Obama’s Balancing Act: Hope vs. Reality
The Obama administration has spent all day talking up the President’s address to Congress, describing it as “Reaganesque,” as Politico put it.
Here are some excerpts of Obama’s preliminary remarks, just released by the White House:
But while our economy may be weakened and our confidence shaken; though we are living through difficult and uncertain times, tonight I want every American to know this: We will rebuild, we will recover, and the United States of America will emerge stronger than before.
The weight of this crisis will not determine the destiny of this nation. The answers to our problems don’t lie beyond our reach. They exist in our laboratories and universities; in our fields and our factories; in the imaginations of our entrepreneurs and the pride of the hardest-working people on Earth. Those qualities that have made America the greatest force of progress and prosperity in human history we still possess in ample measure. What is required now is for this country to pull together, confront boldly the challenges we face, and take responsibility for our future once more.
Sounds Reaganesque to me. But I don’t know if that matters. It’s unfortunate for Obama that he makes his big not-quite-State of the Union speech on a day when the Federal Reserve reported that delinquency rates rose sharply in the fourth quarter of last year in all categories — residential real estate, commercial real estate and credit cards. It was also a day when new data show that home prices plunged by more than 18 percent, the sharpest annual drop on record.

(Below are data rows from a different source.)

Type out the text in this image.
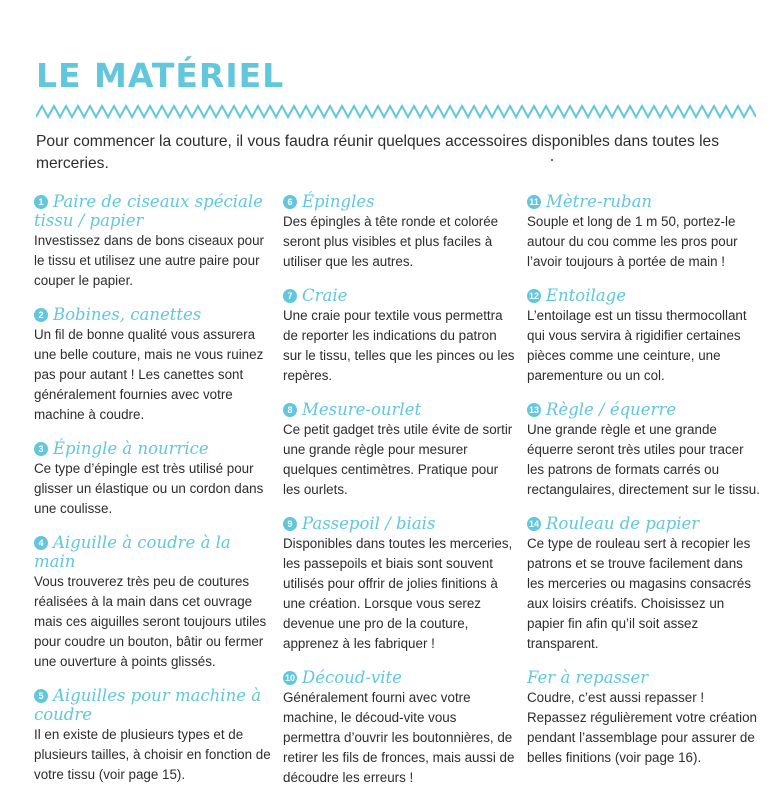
LE MATÉRIEL

Pour commencer la couture, il vous faudra réunir quelques accessoires disponibles dans toutes les merceries.

1 Paire de ciseaux spéciale tissu / papier

Investissez dans de bons ciseaux pour le tissu et utilisez une autre paire pour couper le papier.

2 Bobines, canettes

Un fil de bonne qualité vous assurera une belle couture, mais ne vous ruinez pas pour autant ! Les canettes sont généralement fournies avec votre machine à coudre.

3 Épingle à nourrice

Ce type d’épingle est très utilisé pour glisser un élastique ou un cordon dans une coulisse.

4 Aiguille à coudre à la main

Vous trouverez très peu de coutures réalisées à la main dans cet ouvrage mais ces aiguilles seront toujours utiles pour coudre un bouton, bâtir ou fermer une ouverture à points glissés.

5 Aiguilles pour machine à coudre

Il en existe de plusieurs types et de plusieurs tailles, à choisir en fonction de votre tissu (voir page 15).

6 Épingles

Des épingles à tête ronde et colorée seront plus visibles et plus faciles à utiliser que les autres.

7 Craie

Une craie pour textile vous permettra de reporter les indications du patron sur le tissu, telles que les pinces ou les repères.

8 Mesure-ourlet

Ce petit gadget très utile évite de sortir une grande règle pour mesurer quelques centimètres. Pratique pour les ourlets.

9 Passepoil / biais

Disponibles dans toutes les merceries, les passepoils et biais sont souvent utilisés pour offrir de jolies finitions à une création. Lorsque vous serez devenue une pro de la couture, apprenez à les fabriquer !

10 Découd-vite

Généralement fourni avec votre machine, le découd-vite vous permettra d’ouvrir les boutonnières, de retirer les fils de fronces, mais aussi de découdre les erreurs !

11 Mètre-ruban

Souple et long de 1 m 50, portez-le autour du cou comme les pros pour l’avoir toujours à portée de main !

12 Entoilage

L’entoilage est un tissu thermocollant qui vous servira à rigidifier certaines pièces comme une ceinture, une parementure ou un col.

13 Règle / équerre

Une grande règle et une grande équerre seront très utiles pour tracer les patrons de formats carrés ou rectangulaires, directement sur le tissu.

14 Rouleau de papier

Ce type de rouleau sert à recopier les patrons et se trouve facilement dans les merceries ou magasins consacrés aux loisirs créatifs. Choisissez un papier fin afin qu’il soit assez transparent.

Fer à repasser

Coudre, c’est aussi repasser ! Repassez régulièrement votre création pendant l’assemblage pour assurer de belles finitions (voir page 16).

Obama’s speech also comes at a time when it’s often hard to take at face value assurances about an economic recovery — after a decade in which most experts failed to recognize the housing bubble and crowed about the end of recessionary cycles.
Given all that, he faces an incredibly difficult balancing act, between hope and reality. With a financial crisis that gets worse by the day, he’ll have to go beyond Reaganesque and soaring rhetoric.
He’ll need to assure the American people that things will be OK again - and that he can get us out of this mess. And he’s got to make us believe that, even though the steady drumbeat of bad economic news makes us wonder if either can be true.